The fact that Clark still has yet to sniff the rotation is much more of a surprise considering Alvin Gentry’s post-season declaration that he would be “really disappointed” if Clark is not part of the 2010-11 rotation. Gentry has now had a few months to prepare for this inevitable disappointment, as the Suns acquired Hedo Turkoglu and Josh Childress to fill the time that might have gone to Clark just as the Louisville product was stinking up summer league.

With the Suns boasting a whole slew of small forwards, Clark has since switched exclusively to the four. He had issues remembering plays at times last year as he tried to learn both spots (yeah, seriously), and with the Suns thin at the four and deep at the three this move makes sense.

The only legitimate shot either Clark or Lawal have at getting rotation time this year would be if they provide excellent defense and/or rebounding at the four spot while the rest of the roster struggles in that position.

“I think the goal for him is to become really a lockdown defender,” Gentry said of Clark. “I think that’s one of the ways of getting on the floor for him.”

Speaking to both players at media day, it was kind of startling to notice the differences in their temperament.

Clark kind of stared up at the ceiling as he spoke, giving carefree answers and exuding the Laissez-Faire demeanor we often see from him on the court.

Lawal, meanwhile, sounded stern and determined, and after talking to him I was convinced that he felt he would make an impact this year. With Clark, not so much.

When asked about where he sees himself fitting into this Suns team, Clark said, “It’s up to the coaches. I’m just going to be here, play hard and show what I can do. I can’t put myself in the game, so that’s all I can worry about, just playing hard and when my name gets called being ready.”

He also added, “I don’t feel any pressure. If you have too much pressure that can mess you up, so I just come out here clear-headed and just play basketball.”

Lawal, on the other hand sounded much more sure of himself and his ability.

“I’m going to be an impact player from the standpoint I’m going to rebound,” said Lawal, whose translated rebounding percentage ranked third among drafted college players last season. “If I’m in the game for 10 minutes or whatever I’m going to get five rebounds.
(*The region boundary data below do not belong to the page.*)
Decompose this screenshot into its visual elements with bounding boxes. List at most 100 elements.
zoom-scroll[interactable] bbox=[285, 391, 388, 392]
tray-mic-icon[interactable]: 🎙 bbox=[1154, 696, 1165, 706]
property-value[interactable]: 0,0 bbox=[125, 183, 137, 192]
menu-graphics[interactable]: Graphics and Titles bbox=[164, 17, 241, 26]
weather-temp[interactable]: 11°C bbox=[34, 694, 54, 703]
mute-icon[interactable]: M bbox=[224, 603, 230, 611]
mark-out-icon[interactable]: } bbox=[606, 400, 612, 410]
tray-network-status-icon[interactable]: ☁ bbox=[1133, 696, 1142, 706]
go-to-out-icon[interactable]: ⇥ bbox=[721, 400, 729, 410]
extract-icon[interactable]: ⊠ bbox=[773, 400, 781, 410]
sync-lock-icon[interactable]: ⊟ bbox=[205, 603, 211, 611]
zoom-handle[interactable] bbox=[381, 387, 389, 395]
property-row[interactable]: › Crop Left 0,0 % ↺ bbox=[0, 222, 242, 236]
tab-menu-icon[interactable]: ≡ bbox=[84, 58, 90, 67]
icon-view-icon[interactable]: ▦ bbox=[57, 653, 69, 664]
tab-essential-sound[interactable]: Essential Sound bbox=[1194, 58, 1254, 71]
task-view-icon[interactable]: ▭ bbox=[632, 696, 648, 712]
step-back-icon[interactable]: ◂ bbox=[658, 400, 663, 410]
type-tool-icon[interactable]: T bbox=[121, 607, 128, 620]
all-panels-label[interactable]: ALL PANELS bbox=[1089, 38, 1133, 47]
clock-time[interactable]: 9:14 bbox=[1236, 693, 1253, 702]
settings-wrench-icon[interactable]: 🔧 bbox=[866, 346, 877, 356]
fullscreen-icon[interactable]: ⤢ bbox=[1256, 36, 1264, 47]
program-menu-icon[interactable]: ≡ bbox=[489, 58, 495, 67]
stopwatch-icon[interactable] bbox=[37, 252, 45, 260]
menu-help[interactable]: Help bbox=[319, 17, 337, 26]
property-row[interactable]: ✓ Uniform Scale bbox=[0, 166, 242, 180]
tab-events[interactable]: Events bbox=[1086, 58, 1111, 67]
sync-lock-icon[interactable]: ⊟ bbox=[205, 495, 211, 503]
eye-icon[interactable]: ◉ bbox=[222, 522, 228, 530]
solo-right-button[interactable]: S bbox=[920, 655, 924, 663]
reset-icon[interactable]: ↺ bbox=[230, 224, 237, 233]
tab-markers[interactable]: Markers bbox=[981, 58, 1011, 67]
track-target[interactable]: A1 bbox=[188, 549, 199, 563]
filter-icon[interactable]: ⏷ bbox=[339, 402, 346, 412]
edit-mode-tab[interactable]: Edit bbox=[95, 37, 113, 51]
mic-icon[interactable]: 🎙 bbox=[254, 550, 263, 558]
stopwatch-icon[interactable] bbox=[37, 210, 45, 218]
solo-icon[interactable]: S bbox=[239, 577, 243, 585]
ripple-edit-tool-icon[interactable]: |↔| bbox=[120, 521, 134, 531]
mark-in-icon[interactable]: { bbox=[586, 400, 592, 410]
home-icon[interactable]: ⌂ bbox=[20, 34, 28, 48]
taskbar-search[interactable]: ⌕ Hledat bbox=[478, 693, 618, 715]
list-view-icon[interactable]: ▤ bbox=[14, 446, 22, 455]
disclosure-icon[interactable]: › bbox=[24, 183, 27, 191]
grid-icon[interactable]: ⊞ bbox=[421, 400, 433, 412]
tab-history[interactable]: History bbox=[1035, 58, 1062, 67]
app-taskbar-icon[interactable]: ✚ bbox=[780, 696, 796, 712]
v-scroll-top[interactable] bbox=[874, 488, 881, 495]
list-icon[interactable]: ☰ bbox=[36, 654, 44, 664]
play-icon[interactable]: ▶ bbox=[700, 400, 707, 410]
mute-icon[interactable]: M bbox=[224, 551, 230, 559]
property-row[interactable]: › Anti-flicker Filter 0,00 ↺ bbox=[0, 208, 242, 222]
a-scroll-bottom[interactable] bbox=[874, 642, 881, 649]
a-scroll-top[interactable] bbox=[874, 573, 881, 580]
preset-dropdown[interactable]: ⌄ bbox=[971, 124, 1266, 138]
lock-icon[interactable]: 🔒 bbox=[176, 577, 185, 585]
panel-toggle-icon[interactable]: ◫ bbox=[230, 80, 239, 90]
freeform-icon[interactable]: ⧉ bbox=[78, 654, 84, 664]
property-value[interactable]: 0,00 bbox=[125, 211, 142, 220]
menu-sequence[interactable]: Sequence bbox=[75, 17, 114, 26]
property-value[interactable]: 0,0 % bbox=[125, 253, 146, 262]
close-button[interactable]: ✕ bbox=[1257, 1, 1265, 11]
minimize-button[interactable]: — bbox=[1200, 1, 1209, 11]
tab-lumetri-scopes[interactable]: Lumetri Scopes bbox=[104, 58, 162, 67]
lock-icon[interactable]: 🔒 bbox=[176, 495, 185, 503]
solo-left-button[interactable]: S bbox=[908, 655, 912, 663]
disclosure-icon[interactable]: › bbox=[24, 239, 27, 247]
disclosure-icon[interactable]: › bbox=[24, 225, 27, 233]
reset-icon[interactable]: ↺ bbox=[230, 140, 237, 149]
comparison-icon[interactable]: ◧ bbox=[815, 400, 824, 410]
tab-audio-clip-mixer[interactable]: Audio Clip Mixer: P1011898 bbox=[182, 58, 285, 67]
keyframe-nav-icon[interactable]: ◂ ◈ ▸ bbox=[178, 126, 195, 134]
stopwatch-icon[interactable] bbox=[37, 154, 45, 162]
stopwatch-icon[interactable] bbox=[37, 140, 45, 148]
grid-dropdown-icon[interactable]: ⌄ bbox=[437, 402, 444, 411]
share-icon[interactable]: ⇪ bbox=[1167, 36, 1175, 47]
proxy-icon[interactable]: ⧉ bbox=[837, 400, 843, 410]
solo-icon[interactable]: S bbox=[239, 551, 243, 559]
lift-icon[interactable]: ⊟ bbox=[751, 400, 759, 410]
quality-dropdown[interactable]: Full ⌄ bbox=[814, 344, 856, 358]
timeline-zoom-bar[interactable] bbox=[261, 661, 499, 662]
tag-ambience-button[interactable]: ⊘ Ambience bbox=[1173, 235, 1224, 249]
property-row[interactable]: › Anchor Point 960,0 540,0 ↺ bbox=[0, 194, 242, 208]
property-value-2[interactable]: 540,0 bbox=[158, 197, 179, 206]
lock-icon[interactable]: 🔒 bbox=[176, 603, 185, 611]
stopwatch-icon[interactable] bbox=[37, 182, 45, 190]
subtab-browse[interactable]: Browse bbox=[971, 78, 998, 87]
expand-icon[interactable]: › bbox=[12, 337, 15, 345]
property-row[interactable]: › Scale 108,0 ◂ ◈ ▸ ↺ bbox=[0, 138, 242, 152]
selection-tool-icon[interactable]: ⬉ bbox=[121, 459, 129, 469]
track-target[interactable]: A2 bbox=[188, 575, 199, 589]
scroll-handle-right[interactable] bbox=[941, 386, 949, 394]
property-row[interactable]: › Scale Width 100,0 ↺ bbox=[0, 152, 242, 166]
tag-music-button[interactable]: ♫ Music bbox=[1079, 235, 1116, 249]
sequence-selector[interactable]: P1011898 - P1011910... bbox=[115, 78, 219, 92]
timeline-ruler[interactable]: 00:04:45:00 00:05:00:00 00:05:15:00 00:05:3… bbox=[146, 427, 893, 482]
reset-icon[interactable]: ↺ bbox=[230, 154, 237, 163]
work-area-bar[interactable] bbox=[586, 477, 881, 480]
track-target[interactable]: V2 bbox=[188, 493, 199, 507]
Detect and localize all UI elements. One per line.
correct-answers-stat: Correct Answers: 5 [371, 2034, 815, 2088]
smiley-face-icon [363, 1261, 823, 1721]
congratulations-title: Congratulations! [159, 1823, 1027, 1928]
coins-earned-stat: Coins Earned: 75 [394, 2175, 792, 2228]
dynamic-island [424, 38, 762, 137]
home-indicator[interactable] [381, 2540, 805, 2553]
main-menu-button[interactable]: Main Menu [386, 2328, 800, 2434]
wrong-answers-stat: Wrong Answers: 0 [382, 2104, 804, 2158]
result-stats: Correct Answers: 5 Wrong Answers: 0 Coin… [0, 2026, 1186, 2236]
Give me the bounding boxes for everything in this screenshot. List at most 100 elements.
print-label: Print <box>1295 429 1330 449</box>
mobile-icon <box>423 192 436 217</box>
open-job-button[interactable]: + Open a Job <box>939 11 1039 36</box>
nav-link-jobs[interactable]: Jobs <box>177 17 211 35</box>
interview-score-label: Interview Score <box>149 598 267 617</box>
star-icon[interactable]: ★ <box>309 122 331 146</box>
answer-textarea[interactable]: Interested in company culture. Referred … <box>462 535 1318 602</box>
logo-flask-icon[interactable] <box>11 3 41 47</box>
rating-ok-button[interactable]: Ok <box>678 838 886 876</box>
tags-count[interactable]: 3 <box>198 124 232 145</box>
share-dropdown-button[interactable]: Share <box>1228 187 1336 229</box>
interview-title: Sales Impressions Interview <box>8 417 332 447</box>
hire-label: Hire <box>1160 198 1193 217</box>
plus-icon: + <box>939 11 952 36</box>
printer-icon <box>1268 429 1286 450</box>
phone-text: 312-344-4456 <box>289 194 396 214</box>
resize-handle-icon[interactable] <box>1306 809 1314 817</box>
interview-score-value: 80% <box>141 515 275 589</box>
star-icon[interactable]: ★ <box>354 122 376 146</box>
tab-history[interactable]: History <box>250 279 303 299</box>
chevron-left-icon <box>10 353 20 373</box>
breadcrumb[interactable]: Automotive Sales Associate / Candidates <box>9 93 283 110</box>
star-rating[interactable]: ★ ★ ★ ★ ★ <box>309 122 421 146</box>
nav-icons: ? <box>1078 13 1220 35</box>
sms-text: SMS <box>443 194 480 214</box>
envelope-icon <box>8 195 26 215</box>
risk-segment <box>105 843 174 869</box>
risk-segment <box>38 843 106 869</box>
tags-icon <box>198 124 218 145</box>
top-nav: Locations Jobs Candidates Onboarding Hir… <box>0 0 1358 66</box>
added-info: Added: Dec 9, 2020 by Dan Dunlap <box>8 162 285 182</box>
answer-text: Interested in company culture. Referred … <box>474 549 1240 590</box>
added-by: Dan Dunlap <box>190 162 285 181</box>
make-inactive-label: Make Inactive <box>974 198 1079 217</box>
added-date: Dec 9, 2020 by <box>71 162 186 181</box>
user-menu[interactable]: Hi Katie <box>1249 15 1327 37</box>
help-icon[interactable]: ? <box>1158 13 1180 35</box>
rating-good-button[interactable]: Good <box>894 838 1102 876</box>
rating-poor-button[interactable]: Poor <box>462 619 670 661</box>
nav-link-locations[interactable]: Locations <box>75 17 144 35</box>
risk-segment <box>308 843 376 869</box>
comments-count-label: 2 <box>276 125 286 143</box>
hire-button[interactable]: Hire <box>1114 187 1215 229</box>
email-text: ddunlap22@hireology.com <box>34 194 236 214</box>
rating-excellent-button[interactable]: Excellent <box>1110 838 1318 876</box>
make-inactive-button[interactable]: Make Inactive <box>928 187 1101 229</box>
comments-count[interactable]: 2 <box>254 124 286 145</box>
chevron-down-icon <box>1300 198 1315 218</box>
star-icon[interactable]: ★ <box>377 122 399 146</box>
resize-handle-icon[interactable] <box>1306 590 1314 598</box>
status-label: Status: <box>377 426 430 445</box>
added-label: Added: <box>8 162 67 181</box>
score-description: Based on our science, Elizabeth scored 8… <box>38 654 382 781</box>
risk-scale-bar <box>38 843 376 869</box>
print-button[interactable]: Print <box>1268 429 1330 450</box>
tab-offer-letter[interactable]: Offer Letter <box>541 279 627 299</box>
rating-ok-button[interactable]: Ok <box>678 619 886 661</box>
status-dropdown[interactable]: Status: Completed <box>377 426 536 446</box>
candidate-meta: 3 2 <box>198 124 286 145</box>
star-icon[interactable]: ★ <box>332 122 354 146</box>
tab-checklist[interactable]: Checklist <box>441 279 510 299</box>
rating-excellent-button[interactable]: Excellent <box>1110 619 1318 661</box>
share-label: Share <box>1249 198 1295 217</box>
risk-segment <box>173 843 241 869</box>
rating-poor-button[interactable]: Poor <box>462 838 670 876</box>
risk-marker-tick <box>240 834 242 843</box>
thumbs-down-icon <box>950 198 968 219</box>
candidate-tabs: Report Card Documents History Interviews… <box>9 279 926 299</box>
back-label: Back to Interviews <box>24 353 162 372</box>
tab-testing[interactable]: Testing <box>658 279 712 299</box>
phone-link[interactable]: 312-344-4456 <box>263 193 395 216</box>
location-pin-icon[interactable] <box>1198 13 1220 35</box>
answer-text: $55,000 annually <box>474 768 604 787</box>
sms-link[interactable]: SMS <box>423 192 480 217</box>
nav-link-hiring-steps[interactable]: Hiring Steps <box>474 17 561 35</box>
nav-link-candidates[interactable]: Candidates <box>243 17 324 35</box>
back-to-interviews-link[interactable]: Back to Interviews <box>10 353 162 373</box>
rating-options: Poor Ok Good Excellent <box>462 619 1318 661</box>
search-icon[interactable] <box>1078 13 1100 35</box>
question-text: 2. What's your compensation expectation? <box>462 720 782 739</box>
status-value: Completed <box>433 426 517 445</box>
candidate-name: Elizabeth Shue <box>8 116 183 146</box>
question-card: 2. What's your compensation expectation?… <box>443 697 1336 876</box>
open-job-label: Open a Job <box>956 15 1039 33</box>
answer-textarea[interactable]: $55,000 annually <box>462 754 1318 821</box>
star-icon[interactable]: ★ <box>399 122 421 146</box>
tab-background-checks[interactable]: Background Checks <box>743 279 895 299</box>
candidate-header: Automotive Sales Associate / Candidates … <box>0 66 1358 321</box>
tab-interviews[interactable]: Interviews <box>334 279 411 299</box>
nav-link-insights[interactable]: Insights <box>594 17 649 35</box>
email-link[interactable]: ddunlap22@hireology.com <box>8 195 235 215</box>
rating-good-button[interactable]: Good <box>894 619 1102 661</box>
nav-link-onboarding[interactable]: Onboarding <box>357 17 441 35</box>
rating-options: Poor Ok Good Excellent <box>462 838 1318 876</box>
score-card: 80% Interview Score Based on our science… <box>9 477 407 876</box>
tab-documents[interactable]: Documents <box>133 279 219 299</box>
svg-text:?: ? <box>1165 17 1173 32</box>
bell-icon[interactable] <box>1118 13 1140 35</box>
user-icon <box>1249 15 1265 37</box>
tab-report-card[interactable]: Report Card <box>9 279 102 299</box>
I just want to be efficient, be very efficient in the rebounding category, play defense, run the floor and just be an energy guy.”

When asked about taking on the Lou Amundson role he wanted no part of that, saying, “I’ll be this year’s Gani Lawal, that’s who I’ll be. Everything I just said I bring to the table.”

Finally, confidence seeped out of his answer as he said, “I admire players, but I never emulate them. I play my style,” and, “As far as my ceiling, if I work hard my ceiling is wherever I take it.” He even said that he was preparing “to be an impact player” regardless of whether Amare Stoudemire left or not.

The conviction in his answers certainly had me convinced.

This isn’t to say I have written off Earl Clark. He’s a tantalizingly frustrating player in that he will make just enough stellar plays to make you keep wondering when he will finally get it. Even in Saturday’s preseason game, it wasn’t a superb effort overall by any stretch, but he made such a beautiful interior pass to Lawal on one play that it’s way too early to give up on him.

Clark may yet be a bust, but he’s probably the Sun best-suited to defend the stretch fours of the world, and he really could develop into the kind of elite defender the Suns envisioned on Draft Day 2009.

“That’s something that comes easy to me, playing defense,” Clark said.

On a team as defensively-challenged as Phoenix, especially up front, Clark may yet weasel his way into minutes by proving to be a fantastic player at that end, and Lawal’s rebounding sure could come in handy for a Suns team that figures to be historically bad in that department.

But as the 11th- and 12th-best players on a team likely to go 10 deep, it might be a year before we know how much of a help Clark and Lawal can be.